Friday, September 10, 2010

Warning: Ignore this “Triangle of Life” Crap


EXTRACT FROM DOUG COPP'S ARTICLE ON THE: "TRIANGLE OF LIFE"

My name is Doug Copp. I am the Rescue Chief and Disaster Manager of the American Rescue Team International (ARTI), the world's most experienced rescue team. The information in this article will save lives in an earthquake.

This is the start of an e.mail headed 'Earthquake Advice' my household received by well-meaning friends, no less than 6 times, in the wake of the series of earthquakes that have descended (should that be ascended?) on our region of N.Z.

My wife has also helped its viral-spread by sending it to numerous folk in our own address book.

Yet, something about the advice Mr Copp provides in his “Triangle of Life” email didn’t ring true to me, based-on what I had known previously about how to survive an earthquake.

What is loosely called ‘The Duck and Cover Approach’

That’s to say if you are inside during an earthquake get under a sturdy desk, table or bed.

Even to this layman Copps ‘Triangle of Life’ clearly contained dubious & plain stupid stuff like get out of your car in the middle of an earthquake and lay down next to the vehicle as being safer than staying inside and to avoid using door-frames as protection.

It had all the hallmarks of a hoax and on closer inspection my suspicions were proven right.

I simply googled ‘Doug Copps Earthquake’ and was greeted with page after page of rebuttals.

Even Wikipedia had a own page dedicated to exposing Mr Copp’s controversial and mostly dis-proven theories, on how to survive a earthquake.

Go to: http://en.wikipedia.org/wiki/Triangle_of_Life

In short anyone who took Copps advice at face-value and employed-it during a major earthquake, shunning the ‘Duck and Cover’ tactics, would be increasing their chances of being injured or killed.

Red Cross have continually lambasted Copps ‘Triangle of Life’ and are sick of having to re-iterate the basics of earth-quake survival in the western-world.

Exploring this subject further Mr Copp himself proved-to-be what could be politely termed ‘a colourful character’ or if one was less charitable ‘a nut-case.’

He was discovered making an erroneous claim to The September 11th Compensation Fund and exposed as an impostor at the Twin-Towers site and told to leave or be arrested.

Nearly every-time there is major earthquake around the globe the ubiquitous Copp turns-up – uninvited – and generally makes a nuisance of himself.

The team alluded to in the name ARTI is more than often just Copp on his lonesome with his own range of life-saving equipment.

Having failed to convince every credible search and rescue organisation on the planet about his ‘theories’ the prolific Copp resorts to self-promotion via gullible media outlets and the internet.

Thus most Cantabrians now have his potentially dangerous theories (in a literal term of the word) residing in their inbox.

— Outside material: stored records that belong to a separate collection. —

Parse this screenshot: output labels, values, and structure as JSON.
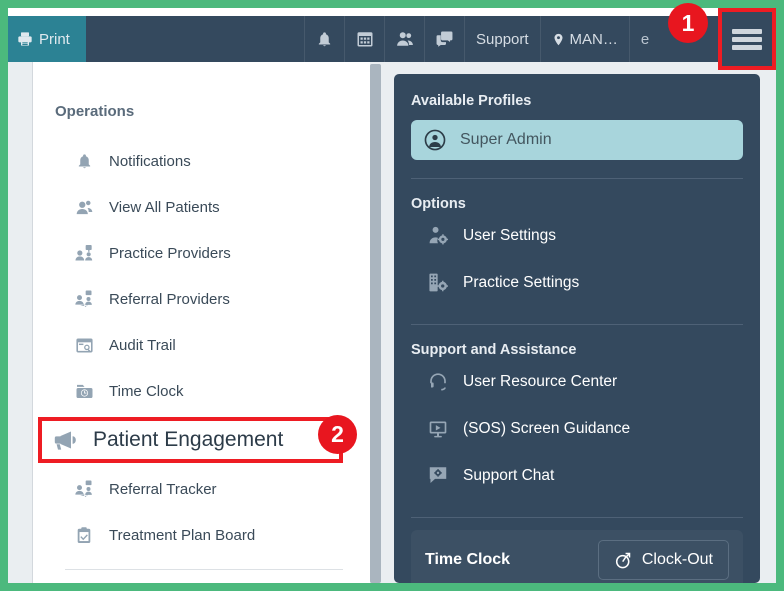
{
  "theme": {
    "page_border": "#4cb97d",
    "header_bg": "#34495e",
    "print_bg": "#2c8294",
    "panel_bg": "#34495e",
    "profile_pill": "#a8d5dc",
    "annotation_red": "#ee1c23",
    "content_bg": "#eaeef1"
  },
  "header": {
    "print_label": "Print",
    "icons": [
      {
        "name": "bell-icon",
        "title": "Notifications"
      },
      {
        "name": "calendar-icon",
        "title": "Calendar"
      },
      {
        "name": "people-icon",
        "title": "Patients"
      },
      {
        "name": "chat-icon",
        "title": "Messages"
      }
    ],
    "support_label": "Support",
    "location_label": "MAN…",
    "user_label": "e"
  },
  "annotations": [
    {
      "number": "1",
      "target": "hamburger-menu"
    },
    {
      "number": "2",
      "target": "patient-engagement"
    }
  ],
  "sidebar": {
    "title": "Operations",
    "items": [
      {
        "label": "Notifications",
        "icon": "bell-icon"
      },
      {
        "label": "View All Patients",
        "icon": "people-icon"
      },
      {
        "label": "Practice Providers",
        "icon": "provider-group-icon"
      },
      {
        "label": "Referral Providers",
        "icon": "referral-provider-icon"
      },
      {
        "label": "Audit Trail",
        "icon": "audit-search-icon"
      },
      {
        "label": "Time Clock",
        "icon": "time-clock-icon"
      }
    ],
    "highlighted": {
      "label": "Patient Engagement",
      "icon": "megaphone-icon"
    },
    "items_after": [
      {
        "label": "Referral Tracker",
        "icon": "referral-tracker-icon"
      },
      {
        "label": "Treatment Plan Board",
        "icon": "clipboard-check-icon"
      }
    ]
  },
  "profile_panel": {
    "available_profiles_title": "Available Profiles",
    "profile": {
      "label": "Super Admin",
      "icon": "user-circle-icon"
    },
    "options_title": "Options",
    "options": [
      {
        "label": "User Settings",
        "icon": "user-gear-icon"
      },
      {
        "label": "Practice Settings",
        "icon": "building-gear-icon"
      }
    ],
    "support_title": "Support and Assistance",
    "support_items": [
      {
        "label": "User Resource Center",
        "icon": "headset-icon"
      },
      {
        "label": "(SOS) Screen Guidance",
        "icon": "screen-share-icon"
      },
      {
        "label": "Support Chat",
        "icon": "chat-gear-icon"
      }
    ],
    "time_clock": {
      "label": "Time Clock",
      "button_label": "Clock-Out",
      "button_icon": "clock-arrow-icon"
    }
  }
}
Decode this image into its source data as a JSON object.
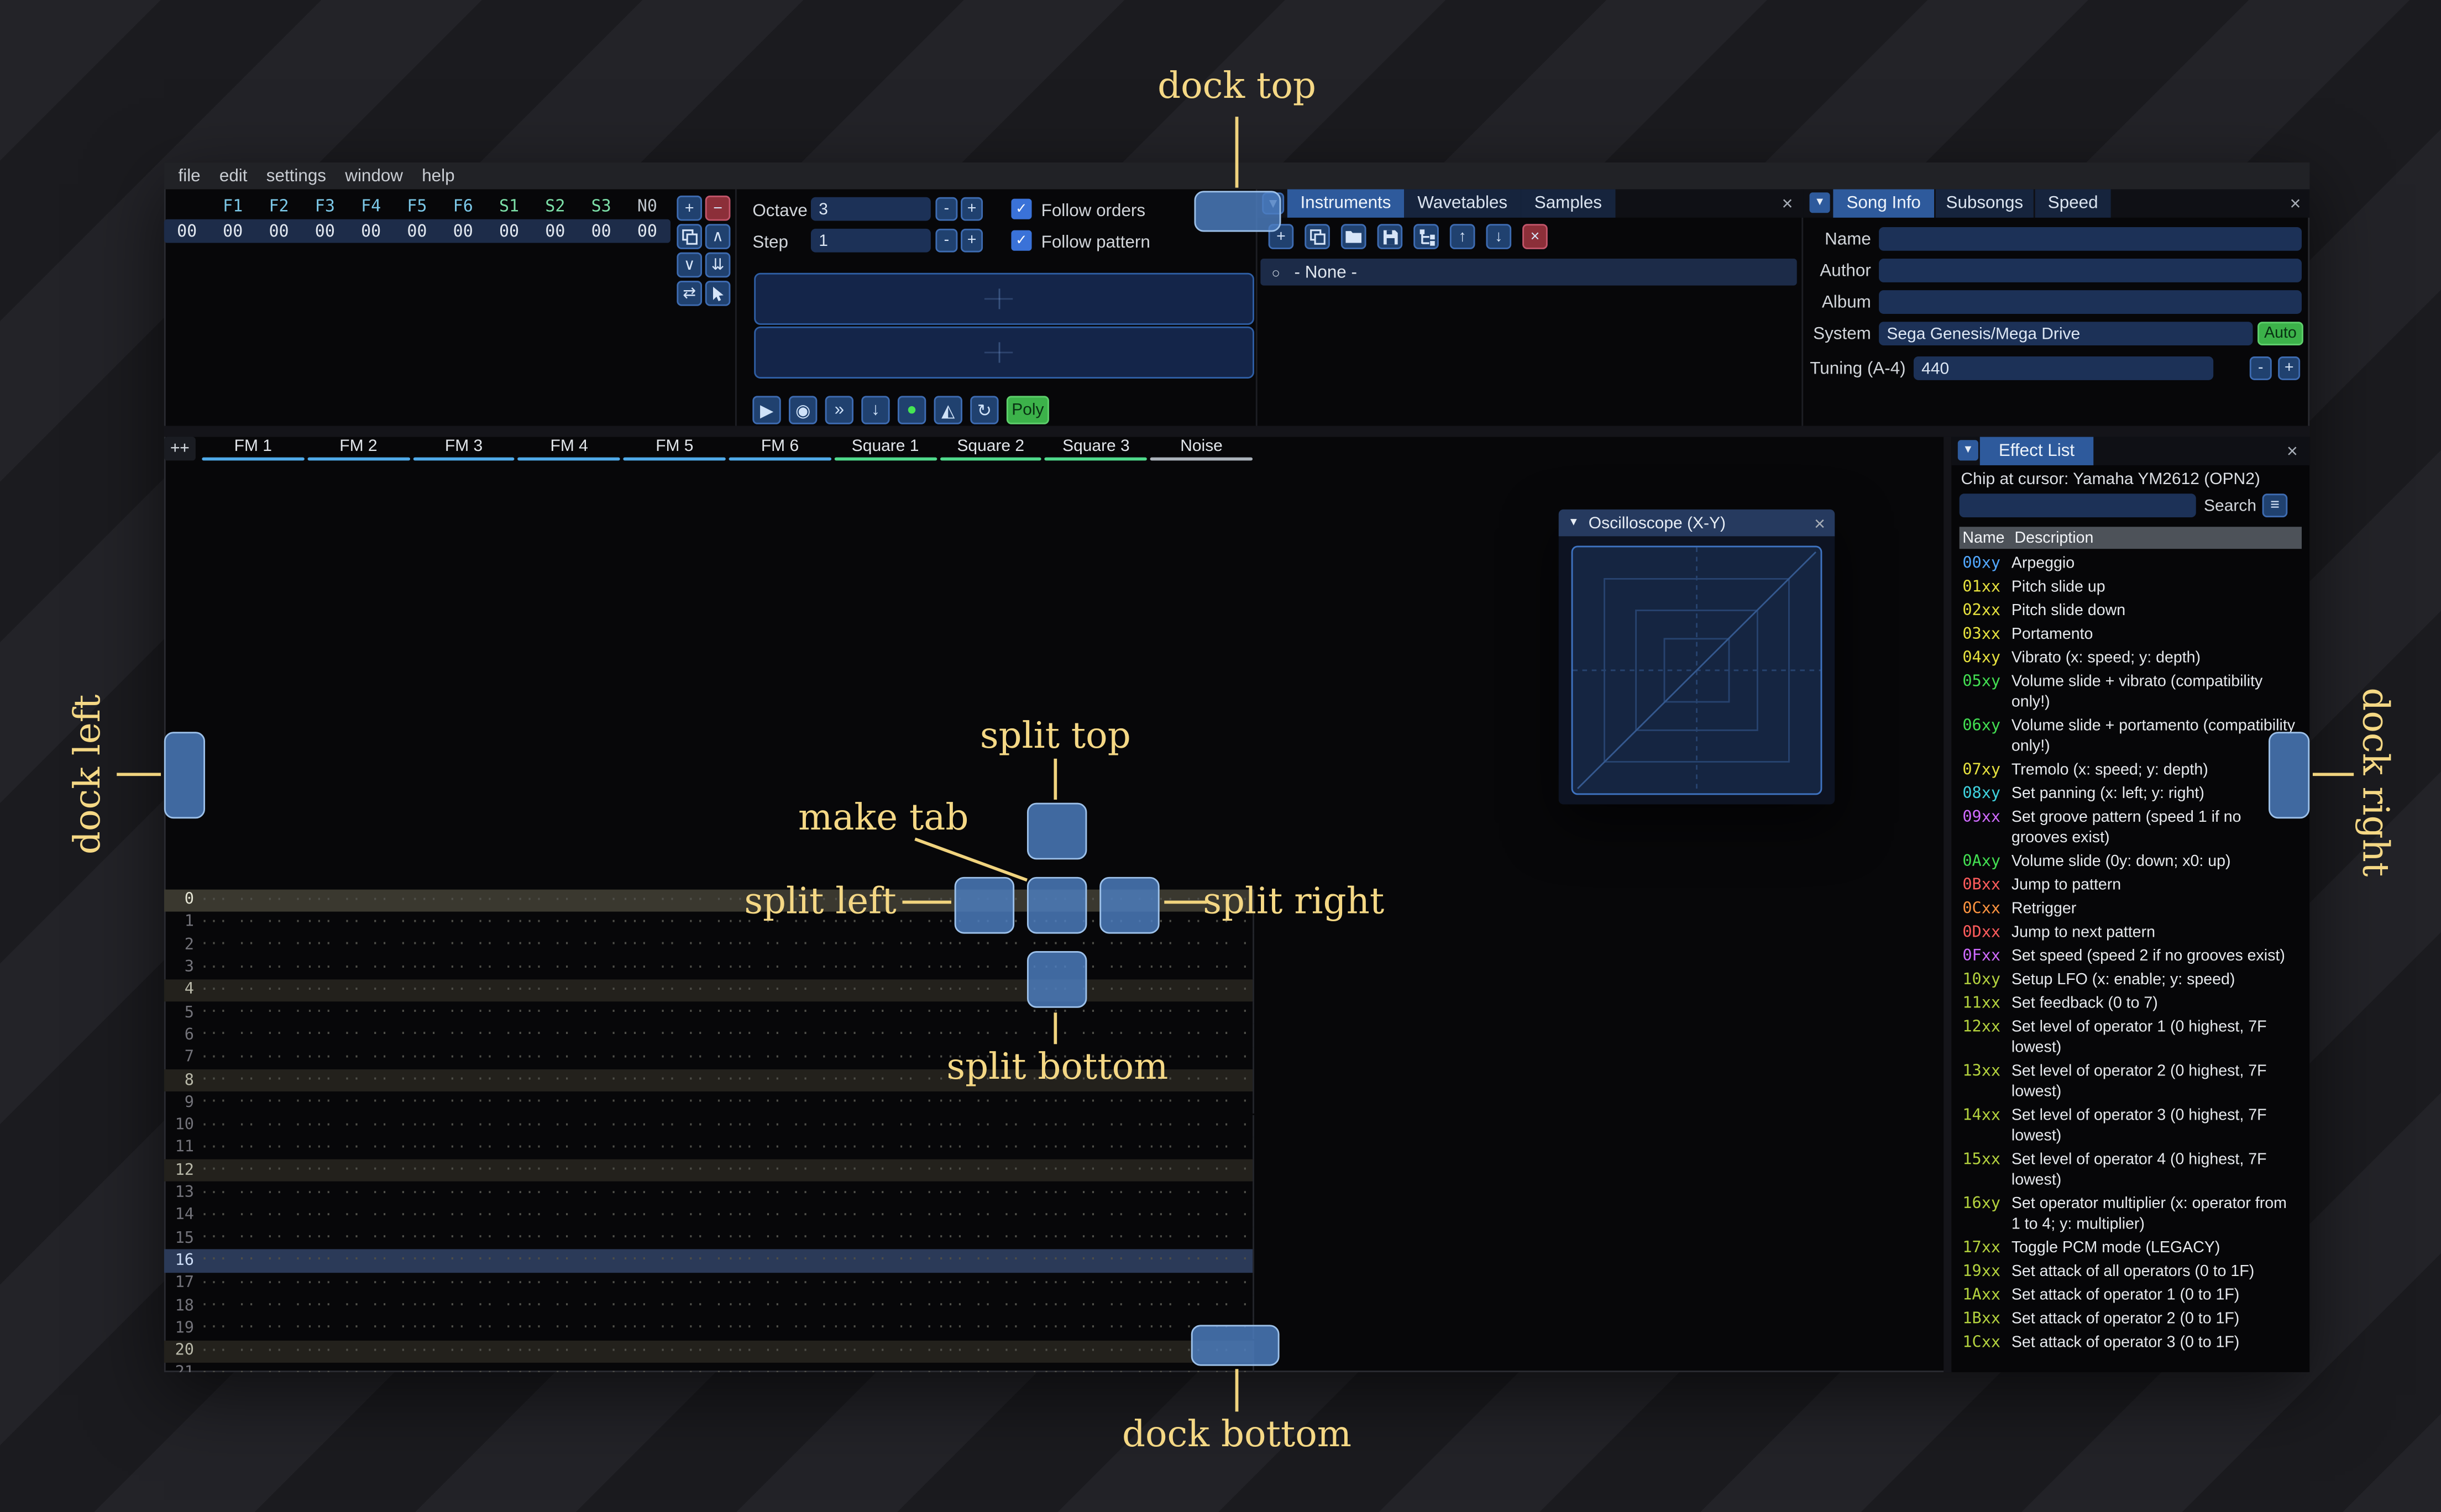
{
  "annotations": {
    "color": "#f5d885",
    "dock_top": "dock top",
    "dock_bottom": "dock bottom",
    "dock_left": "dock left",
    "dock_right": "dock right",
    "split_top": "split top",
    "split_bottom": "split bottom",
    "split_left": "split left",
    "split_right": "split right",
    "make_tab": "make tab"
  },
  "icons": {
    "tab_list_arrow": "▾",
    "collapse_arrow": "▼",
    "close": "×",
    "hamburger": "≡",
    "radio": "○",
    "check": "✓"
  },
  "menu": {
    "items": [
      "file",
      "edit",
      "settings",
      "window",
      "help"
    ]
  },
  "orders": {
    "index_cell": "00",
    "channels": [
      {
        "label": "F1",
        "value": "00",
        "color": "#7cc8e8"
      },
      {
        "label": "F2",
        "value": "00",
        "color": "#7cc8e8"
      },
      {
        "label": "F3",
        "value": "00",
        "color": "#7cc8e8"
      },
      {
        "label": "F4",
        "value": "00",
        "color": "#7cc8e8"
      },
      {
        "label": "F5",
        "value": "00",
        "color": "#7cc8e8"
      },
      {
        "label": "F6",
        "value": "00",
        "color": "#7cc8e8"
      },
      {
        "label": "S1",
        "value": "00",
        "color": "#7de0a8"
      },
      {
        "label": "S2",
        "value": "00",
        "color": "#7de0a8"
      },
      {
        "label": "S3",
        "value": "00",
        "color": "#7de0a8"
      },
      {
        "label": "N0",
        "value": "00",
        "color": "#bdc4cb"
      }
    ],
    "buttons": [
      {
        "name": "add-order-button",
        "glyph": "+",
        "variant": "blue"
      },
      {
        "name": "remove-order-button",
        "glyph": "−",
        "variant": "red"
      },
      {
        "name": "duplicate-order-button",
        "icon": "copy",
        "variant": "blue"
      },
      {
        "name": "move-order-up-button",
        "glyph": "∧",
        "variant": "blue"
      },
      {
        "name": "move-order-down-button",
        "glyph": "∨",
        "variant": "blue"
      },
      {
        "name": "duplicate-order-to-end-button",
        "glyph": "⇊",
        "variant": "blue"
      },
      {
        "name": "order-change-mode-button",
        "glyph": "⇄",
        "variant": "blue"
      },
      {
        "name": "order-edit-mode-button",
        "icon": "cursor",
        "variant": "blue"
      }
    ]
  },
  "controls": {
    "octave_label": "Octave",
    "octave_value": "3",
    "step_label": "Step",
    "step_value": "1",
    "minus_label": "-",
    "plus_label": "+",
    "follow_orders_label": "Follow orders",
    "follow_pattern_label": "Follow pattern",
    "transport": [
      {
        "name": "play-button",
        "glyph": "▶"
      },
      {
        "name": "stop-button",
        "glyph": "◉"
      },
      {
        "name": "play-from-cursor-button",
        "glyph": "»"
      },
      {
        "name": "step-one-row-button",
        "glyph": "↓"
      },
      {
        "name": "edit-record-toggle-button",
        "glyph": "●",
        "color": "#45e553"
      },
      {
        "name": "metronome-button",
        "glyph": "◭"
      },
      {
        "name": "repeat-pattern-button",
        "glyph": "↻"
      }
    ],
    "poly_label": "Poly"
  },
  "asset_panel": {
    "tabs": [
      {
        "label": "Instruments",
        "active": true
      },
      {
        "label": "Wavetables",
        "active": false
      },
      {
        "label": "Samples",
        "active": false
      }
    ],
    "toolbar": [
      {
        "name": "add-instrument-button",
        "glyph": "+",
        "variant": "blue"
      },
      {
        "name": "duplicate-instrument-button",
        "icon": "copy",
        "variant": "blue"
      },
      {
        "name": "open-instrument-button",
        "icon": "folder",
        "variant": "blue"
      },
      {
        "name": "save-instrument-button",
        "icon": "save",
        "variant": "blue"
      },
      {
        "name": "instrument-list-options-button",
        "icon": "tree",
        "variant": "blue"
      },
      {
        "name": "move-instrument-up-button",
        "glyph": "↑",
        "variant": "blue"
      },
      {
        "name": "move-instrument-down-button",
        "glyph": "↓",
        "variant": "blue"
      },
      {
        "name": "delete-instrument-button",
        "glyph": "×",
        "variant": "red"
      }
    ],
    "list": [
      {
        "label": "- None -",
        "selected": true
      }
    ]
  },
  "song_info": {
    "tabs": [
      {
        "label": "Song Info",
        "active": true
      },
      {
        "label": "Subsongs",
        "active": false
      },
      {
        "label": "Speed",
        "active": false
      }
    ],
    "fields": [
      {
        "label": "Name",
        "value": ""
      },
      {
        "label": "Author",
        "value": ""
      },
      {
        "label": "Album",
        "value": ""
      }
    ],
    "system_label": "System",
    "system_value": "Sega Genesis/Mega Drive",
    "auto_label": "Auto",
    "tuning_label": "Tuning (A-4)",
    "tuning_value": "440",
    "minus_label": "-",
    "plus_label": "+"
  },
  "pattern": {
    "expand_label": "++",
    "channels": [
      {
        "name": "FM 1",
        "color": "#4fa9e8"
      },
      {
        "name": "FM 2",
        "color": "#4fa9e8"
      },
      {
        "name": "FM 3",
        "color": "#4fa9e8"
      },
      {
        "name": "FM 4",
        "color": "#4fa9e8"
      },
      {
        "name": "FM 5",
        "color": "#4fa9e8"
      },
      {
        "name": "FM 6",
        "color": "#4fa9e8"
      },
      {
        "name": "Square 1",
        "color": "#4fd98b"
      },
      {
        "name": "Square 2",
        "color": "#4fd98b"
      },
      {
        "name": "Square 3",
        "color": "#4fd98b"
      },
      {
        "name": "Noise",
        "color": "#aab2ba"
      }
    ],
    "row_count": 22,
    "empty_cell": "··· ·· ·· ···",
    "strong_rows": [
      0
    ],
    "weak_rows": [
      4,
      8,
      12,
      20
    ],
    "playhead_row": 16
  },
  "oscilloscope": {
    "title": "Oscilloscope (X-Y)"
  },
  "effect_list": {
    "tab_label": "Effect List",
    "chip_line": "Chip at cursor: Yamaha YM2612 (OPN2)",
    "search_label": "Search",
    "search_value": "",
    "columns": {
      "name": "Name",
      "description": "Description"
    },
    "effects": [
      {
        "code": "00xy",
        "color": "#52a8ff",
        "desc": "Arpeggio"
      },
      {
        "code": "01xx",
        "color": "#e6e13e",
        "desc": "Pitch slide up"
      },
      {
        "code": "02xx",
        "color": "#e6e13e",
        "desc": "Pitch slide down"
      },
      {
        "code": "03xx",
        "color": "#e6e13e",
        "desc": "Portamento"
      },
      {
        "code": "04xy",
        "color": "#e6e13e",
        "desc": "Vibrato (x: speed; y: depth)"
      },
      {
        "code": "05xy",
        "color": "#43df52",
        "desc": "Volume slide + vibrato (compatibility only!)"
      },
      {
        "code": "06xy",
        "color": "#43df52",
        "desc": "Volume slide + portamento (compatibility only!)"
      },
      {
        "code": "07xy",
        "color": "#e6e13e",
        "desc": "Tremolo (x: speed; y: depth)"
      },
      {
        "code": "08xy",
        "color": "#3fd2df",
        "desc": "Set panning (x: left; y: right)"
      },
      {
        "code": "09xx",
        "color": "#cf6bff",
        "desc": "Set groove pattern (speed 1 if no grooves exist)"
      },
      {
        "code": "0Axy",
        "color": "#43df52",
        "desc": "Volume slide (0y: down; x0: up)"
      },
      {
        "code": "0Bxx",
        "color": "#ff5c5c",
        "desc": "Jump to pattern"
      },
      {
        "code": "0Cxx",
        "color": "#ff9440",
        "desc": "Retrigger"
      },
      {
        "code": "0Dxx",
        "color": "#ff5c5c",
        "desc": "Jump to next pattern"
      },
      {
        "code": "0Fxx",
        "color": "#cf6bff",
        "desc": "Set speed (speed 2 if no grooves exist)"
      },
      {
        "code": "10xy",
        "color": "#b4d23e",
        "desc": "Setup LFO (x: enable; y: speed)"
      },
      {
        "code": "11xx",
        "color": "#b4d23e",
        "desc": "Set feedback (0 to 7)"
      },
      {
        "code": "12xx",
        "color": "#b4d23e",
        "desc": "Set level of operator 1 (0 highest, 7F lowest)"
      },
      {
        "code": "13xx",
        "color": "#b4d23e",
        "desc": "Set level of operator 2 (0 highest, 7F lowest)"
      },
      {
        "code": "14xx",
        "color": "#b4d23e",
        "desc": "Set level of operator 3 (0 highest, 7F lowest)"
      },
      {
        "code": "15xx",
        "color": "#b4d23e",
        "desc": "Set level of operator 4 (0 highest, 7F lowest)"
      },
      {
        "code": "16xy",
        "color": "#b4d23e",
        "desc": "Set operator multiplier (x: operator from 1 to 4; y: multiplier)"
      },
      {
        "code": "17xx",
        "color": "#b4d23e",
        "desc": "Toggle PCM mode (LEGACY)"
      },
      {
        "code": "19xx",
        "color": "#b4d23e",
        "desc": "Set attack of all operators (0 to 1F)"
      },
      {
        "code": "1Axx",
        "color": "#b4d23e",
        "desc": "Set attack of operator 1 (0 to 1F)"
      },
      {
        "code": "1Bxx",
        "color": "#b4d23e",
        "desc": "Set attack of operator 2 (0 to 1F)"
      },
      {
        "code": "1Cxx",
        "color": "#b4d23e",
        "desc": "Set attack of operator 3 (0 to 1F)"
      }
    ]
  }
}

Note: If you have received this ‘Triangle of Life’ email what-ever you do IGNORE IT and tell everyone you know “it’s a lot of crap” and revert back to what we were all first taught at school – get under a desk, door-frame etc.

2 comments:

Anonymous said...

lame shit bro, perhaps common sense wasn't good enough for you. do you honestly think crawling under a 90 pound, wooden desk will protect you from a two ton i-beam??? makes perfect sense to me that air pockets would be created NEXT to the desk rather than IN IT. it's like telling your friends to hide in an aluminum can...and along comes the foot and BAM, all dead. but oh look, i sat next to the can in the fetal position and i have been spared!

Anonymous said...

If a "2 ton beam" falls above you, it won't matter where the hell you are dufus.